Médiation et gestion de la diversité en Belgique

Entre pacification et émancipation

Un article de Massimo Bortolini, chargé de projets au Centre de ressources du CBAI, paru dans la Revue des Médiations (n° 1, été 2022) : “Médiations et diversité culturelle (1/2) – Approches théoriques”.

 

L’auteur analyse le contexte social et politique d’émergence des métiers et des fonctions de la médiation sociale et interculturelle en Belgique francophone depuis les années 90 et interroge les limites des dispositifs de médiation mis en œuvre par les pouvoirs publics.

 

Les révoltes de Forest et leur forte médiatisation (mai 1991), la victoire électorale du Vlaams Blok (novembre 1991), la création du Commissariat royal à la politique des immigrés (1989) sont autant d’événements qui ont en commun l’immigration.
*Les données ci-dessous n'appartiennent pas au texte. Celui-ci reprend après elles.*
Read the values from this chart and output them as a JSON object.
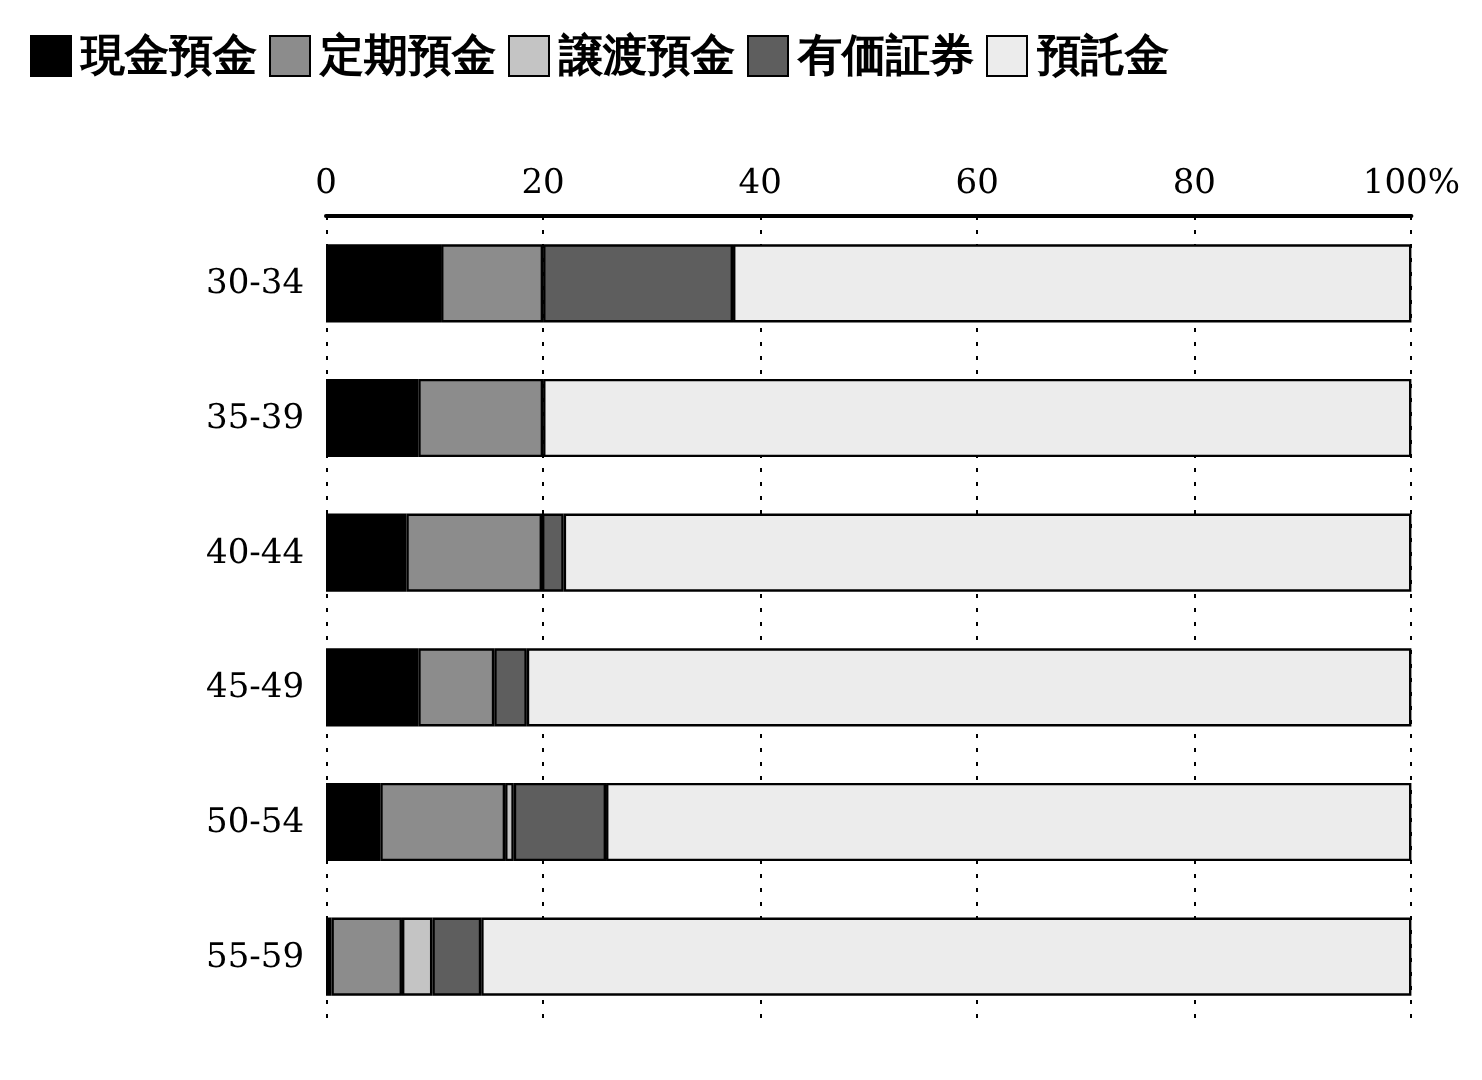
{
  "chart_data": {
    "type": "bar",
    "orientation": "horizontal",
    "stacked": true,
    "categories": [
      "30-34",
      "35-39",
      "40-44",
      "45-49",
      "50-54",
      "55-59"
    ],
    "series": [
      {
        "name": "現金預金",
        "color": "#000000",
        "values": [
          10.6,
          8.5,
          7.4,
          8.5,
          5,
          0.5
        ]
      },
      {
        "name": "定期預金",
        "color": "#8c8c8c",
        "values": [
          9.4,
          11.5,
          12.5,
          7,
          11.5,
          6.5
        ]
      },
      {
        "name": "譲渡預金",
        "color": "#c4c4c4",
        "values": [
          0,
          0,
          0,
          0,
          0.8,
          2.8
        ]
      },
      {
        "name": "有価証券",
        "color": "#5e5e5e",
        "values": [
          17.5,
          0,
          2,
          3,
          8.5,
          4.5
        ]
      },
      {
        "name": "預託金",
        "color": "#ececec",
        "values": [
          62.5,
          80,
          78.1,
          81.5,
          74.2,
          85.7
        ]
      }
    ],
    "xlim": [
      0,
      100
    ],
    "xticks": [
      0,
      20,
      40,
      60,
      80,
      {
        "value": 100,
        "label": "100%"
      }
    ],
    "grid": "x",
    "legend": "top left"
  }
}
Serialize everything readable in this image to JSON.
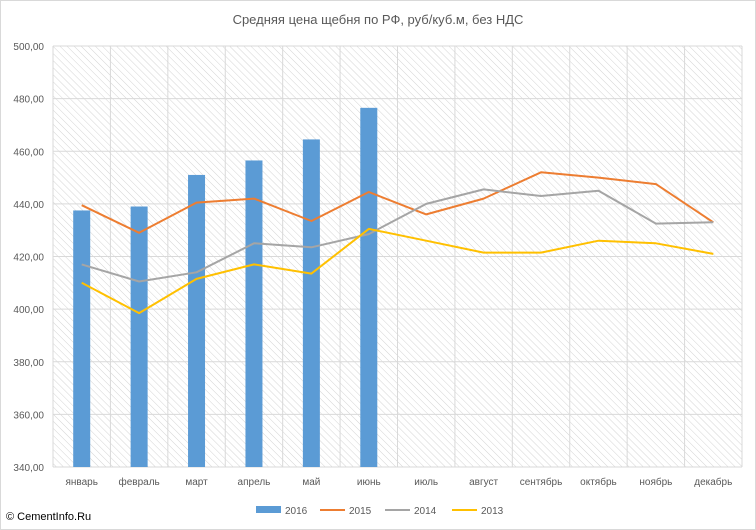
{
  "chart_data": {
    "type": "bar+line",
    "title": "Средняя цена щебня по РФ, руб/куб.м, без НДС",
    "categories": [
      "январь",
      "февраль",
      "март",
      "апрель",
      "май",
      "июнь",
      "июль",
      "август",
      "сентябрь",
      "октябрь",
      "ноябрь",
      "декабрь"
    ],
    "ylim": [
      340,
      500
    ],
    "yticks": [
      "340,00",
      "360,00",
      "380,00",
      "400,00",
      "420,00",
      "440,00",
      "460,00",
      "480,00",
      "500,00"
    ],
    "ytick_values": [
      340,
      360,
      380,
      400,
      420,
      440,
      460,
      480,
      500
    ],
    "grid": true,
    "legend_position": "bottom",
    "series": [
      {
        "name": "2016",
        "kind": "bar",
        "color": "#5b9bd5",
        "values": [
          437.5,
          439,
          451,
          456.5,
          464.5,
          476.5,
          null,
          null,
          null,
          null,
          null,
          null
        ]
      },
      {
        "name": "2015",
        "kind": "line",
        "color": "#ed7d31",
        "values": [
          439.5,
          429,
          440.5,
          442,
          433.5,
          444.5,
          436,
          442,
          452,
          450,
          447.5,
          433
        ]
      },
      {
        "name": "2014",
        "kind": "line",
        "color": "#a5a5a5",
        "values": [
          417,
          410.5,
          414,
          425,
          423.5,
          428.5,
          440,
          445.5,
          443,
          445,
          432.5,
          433
        ]
      },
      {
        "name": "2013",
        "kind": "line",
        "color": "#ffc000",
        "values": [
          410,
          398.5,
          411.5,
          417,
          413.5,
          430.5,
          426,
          421.5,
          421.5,
          426,
          425,
          421
        ]
      }
    ]
  },
  "footer": {
    "watermark": "© CementInfo.Ru"
  }
}
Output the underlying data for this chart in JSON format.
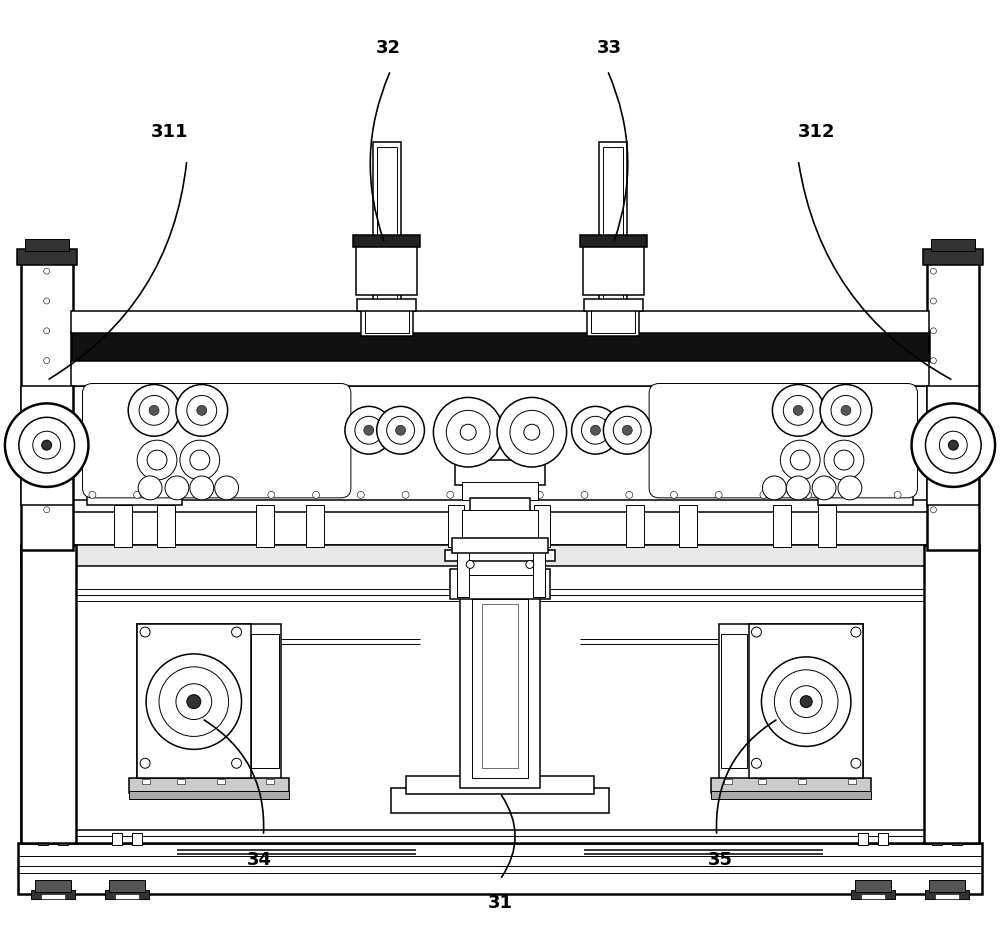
{
  "fig_width": 10.0,
  "fig_height": 9.42,
  "dpi": 100,
  "bg_color": "#ffffff",
  "lc": "#000000",
  "lw_hair": 0.4,
  "lw_thin": 0.7,
  "lw_med": 1.1,
  "lw_thick": 1.8,
  "fc_white": "#ffffff",
  "fc_light": "#f0f0f0",
  "fc_dark": "#333333",
  "label_fontsize": 13
}
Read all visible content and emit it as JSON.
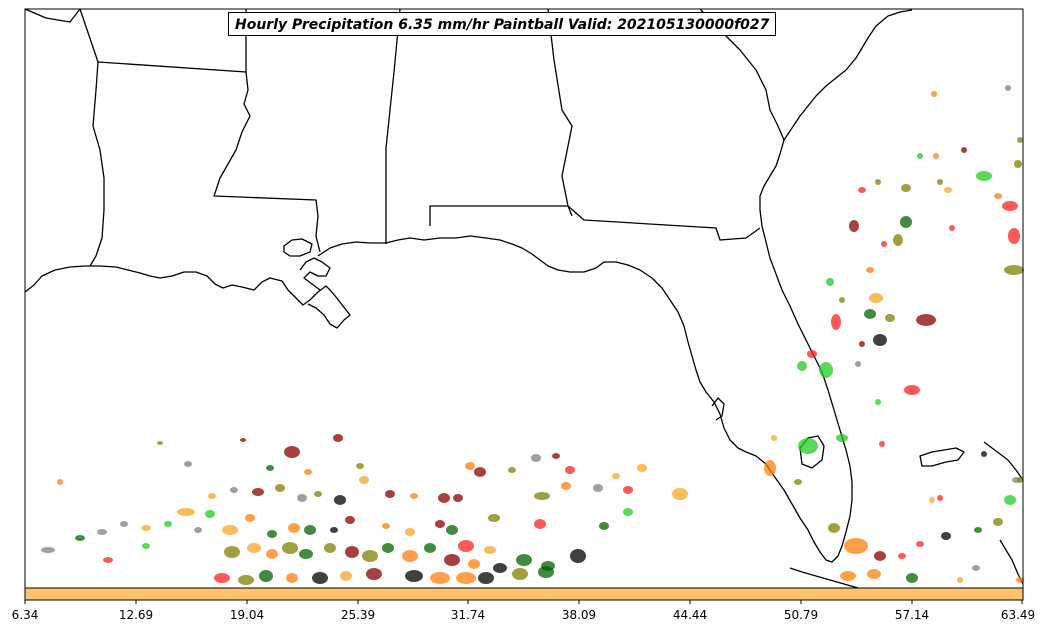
{
  "title": "Hourly Precipitation 6.35 mm/hr Paintball Valid: 202105130000f027",
  "colorbar": {
    "color": "#ffc46b",
    "tick_labels": [
      "6.34",
      "12.69",
      "19.04",
      "25.39",
      "31.74",
      "38.09",
      "44.44",
      "50.79",
      "57.14",
      "63.49"
    ]
  },
  "colors": {
    "coastline": "#000000",
    "paintball_palette": [
      "#8b0000",
      "#ff2020",
      "#ff7f0e",
      "#f5a623",
      "#808000",
      "#006400",
      "#22cc22",
      "#000000",
      "#7f7f7f"
    ]
  }
}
Les immigrés et les jeunes qui sont nés et ont grandi en Belgique – toujours fantasmés comme de passage ou en voie de retour au pays – affirment davantage et sans cesse leur présence définitive, notamment par des revendications dans l’espace public, qui prennent parfois aussi l’allure de révoltes, et (re)deviennent la cible privilégiée de l’extrême-droite, en particulier flamande. Dans un contexte de discrédit de l’autorité publique et de hausse du sentiment d’insécurité, le gouvernement fédéral entend développer des politiques sociales (en réalité surtout axées sur la prévention et de sécurité), associant d’autres niveaux de pouvoirs – Régions et communes – ce qui donnera naissance aux contrats de sécurité. C’est ainsi, en grande partie en lien avec la sécurité/insécurité, que la médiation entre en scène, mais aussi d’une façon plus générale en réponse aux ruptures des liens sociaux, en réponse aux conflits interindividuels, en réponse aux conflits urbains identitaires.

 

La médiation, telle qu’envisagée en Belgique, a d’emblée eu, et continue d’avoir un objectif de pacification plutôt que d’émancipation. Si l’on considère, d’une part, l’objectif d’émancipation comme étant de faire de l’usager un sujet politique, de construire collectivement les normes, de privilégier l’empowerment, c’est-à-dire considérer le conflit comme intégrateur, de privilégier une approche collective ou communautaire et, d’autre part, l’objectif de pacification comme étant de faire de l’usager le public-cible d’une politique publique, de viser à la normalisation et à la dissolution du conflit, de professionnaliser les interventions et d’individualiser les problèmes, on peut affirmer que c’est la seconde option, celle de la pacification, qui est privilégiée et qui est au cœur de ces politiques, dont la médiation fait partie. L’objectif d’émancipation était et demeure anecdotique.

 

En fin de compte, la dimension interculturelle semble avoir peu de liens avec ces politiques. En effet, si on considère que privilégier une approche interculturelle dans la recherche de solution à une situation problématique, équivaut à chercher un terrain d’entente, un compromis, une mise en relation et confrontation pour parvenir à une inclusion des points de vue et des populations, force est de constater que ce n’était pas le cas.